To be frank, I never expected in my lifetime to encounter such short memories such as Witt’s, such willful blindness, such a grotesque sense of self-flattery from those who ghoulishly cheered shock and awe, and then piously mourned any mercenary who was rightly torched or beheaded. Thank you for what?
Is it necessary to recount how badly the U.S. has bludgeoned Iraq since 1991, with almost two decades now of warfare and sanctions that were just as deadly? Do people outside Iraq need to be reminded that in the 1990-1991 Gulf War, as many as 200,000 Iraqis were killed, then left to suffer the effects of depleted uranium, damaged civilian infrastructure, heightened poverty, and a sanctions regime that left about 500,000 Iraqi children dead, part of a total of 1.7 million Iraqis to die just from sanctions just between the two invasions? Do they need to be reminded that at least 100,000 Iraqis died from direct violence stemming from the second U.S. invasion? How about the internally displaced, and the refugees who streamed to other countries, in total numbering around 4 million? And all this in a country of about 31 million people, just a little over one-tenth of the population size of the U.S. When one recalls the streaming tears of Americans for the losses of 11 September 2001, one has to wonder if they ever add up what they did to Iraq, which amounts to a thousand 911’s to say the least? (sources: )

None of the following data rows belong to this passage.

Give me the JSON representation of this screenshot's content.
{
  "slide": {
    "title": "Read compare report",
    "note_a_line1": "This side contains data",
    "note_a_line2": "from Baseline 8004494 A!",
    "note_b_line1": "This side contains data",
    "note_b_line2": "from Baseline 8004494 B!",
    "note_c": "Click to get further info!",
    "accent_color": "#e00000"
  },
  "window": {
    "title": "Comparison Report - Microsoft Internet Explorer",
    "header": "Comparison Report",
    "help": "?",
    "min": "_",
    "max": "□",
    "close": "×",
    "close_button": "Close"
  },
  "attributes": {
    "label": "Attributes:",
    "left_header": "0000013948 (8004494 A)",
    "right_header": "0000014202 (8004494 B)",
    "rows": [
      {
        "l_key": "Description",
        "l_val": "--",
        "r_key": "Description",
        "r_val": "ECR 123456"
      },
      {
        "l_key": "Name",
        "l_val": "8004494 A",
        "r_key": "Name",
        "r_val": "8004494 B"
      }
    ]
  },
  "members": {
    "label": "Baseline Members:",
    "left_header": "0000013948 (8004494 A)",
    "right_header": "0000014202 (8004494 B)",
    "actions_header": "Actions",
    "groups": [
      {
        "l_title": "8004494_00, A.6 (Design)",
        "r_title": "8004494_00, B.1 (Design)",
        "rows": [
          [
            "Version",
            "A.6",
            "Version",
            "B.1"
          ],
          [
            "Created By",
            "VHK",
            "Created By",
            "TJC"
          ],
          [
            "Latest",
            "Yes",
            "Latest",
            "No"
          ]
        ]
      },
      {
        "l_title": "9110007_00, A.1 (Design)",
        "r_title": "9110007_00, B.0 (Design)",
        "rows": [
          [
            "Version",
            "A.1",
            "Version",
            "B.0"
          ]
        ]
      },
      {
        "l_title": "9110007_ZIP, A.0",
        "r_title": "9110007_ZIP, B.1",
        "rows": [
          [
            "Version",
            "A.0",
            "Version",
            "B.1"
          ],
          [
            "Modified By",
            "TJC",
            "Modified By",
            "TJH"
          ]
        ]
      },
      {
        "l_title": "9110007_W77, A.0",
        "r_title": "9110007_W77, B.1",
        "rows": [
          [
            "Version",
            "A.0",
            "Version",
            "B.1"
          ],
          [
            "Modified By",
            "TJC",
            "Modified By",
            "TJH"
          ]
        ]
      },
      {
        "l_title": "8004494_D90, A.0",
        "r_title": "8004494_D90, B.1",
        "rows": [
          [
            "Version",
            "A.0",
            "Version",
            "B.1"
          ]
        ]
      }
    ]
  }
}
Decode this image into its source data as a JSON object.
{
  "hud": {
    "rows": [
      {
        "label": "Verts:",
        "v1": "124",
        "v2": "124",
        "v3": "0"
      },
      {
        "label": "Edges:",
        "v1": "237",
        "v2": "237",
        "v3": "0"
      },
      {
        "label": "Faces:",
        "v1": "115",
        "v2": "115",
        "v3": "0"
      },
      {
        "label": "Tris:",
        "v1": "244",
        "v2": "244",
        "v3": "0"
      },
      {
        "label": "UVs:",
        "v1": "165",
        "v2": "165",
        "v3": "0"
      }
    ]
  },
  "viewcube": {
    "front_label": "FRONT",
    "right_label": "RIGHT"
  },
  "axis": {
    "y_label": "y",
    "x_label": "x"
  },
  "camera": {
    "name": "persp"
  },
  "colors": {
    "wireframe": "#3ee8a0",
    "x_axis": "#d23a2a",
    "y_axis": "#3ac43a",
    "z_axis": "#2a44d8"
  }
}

The question cannot be what do Iraqis have to thank the U.S. for, but when will they ever be able to say that they have made America pay enough for what it has done. Is it then any surprise that people, who in their massive numbers have overwhelmingly expressed their hatred for the American presence in any poll ever done since the 2003 invasion, demanding that all U.S. forces be withdrawn immediately, and demanding that year after year, should now be reticent about saying, “Thanks America!”? What would lead an American commentator to believe that the U.S. could ever be forgiven for what it did to Iraq?
Who Will Decide?
The Financial Times ended its piece of non-euphoria with this bit of one-sided, unsolicited edification: “This is an important moment. But it is only the Iraqis who will decide whether they can summon the will to live together and put their nation and state back together” (emphasis added). Only the Iraqis who will decide — let us see who will decide to leave Iraqis alone for the first time in their modern history, and for long enough, to actually have a chance to decide for themselves. In the meantime, the real value of an annual “Sovereignty Day” is that it will stand as an ironic reminder of all that has not been achieved, all that belies the term, and what remains to be done.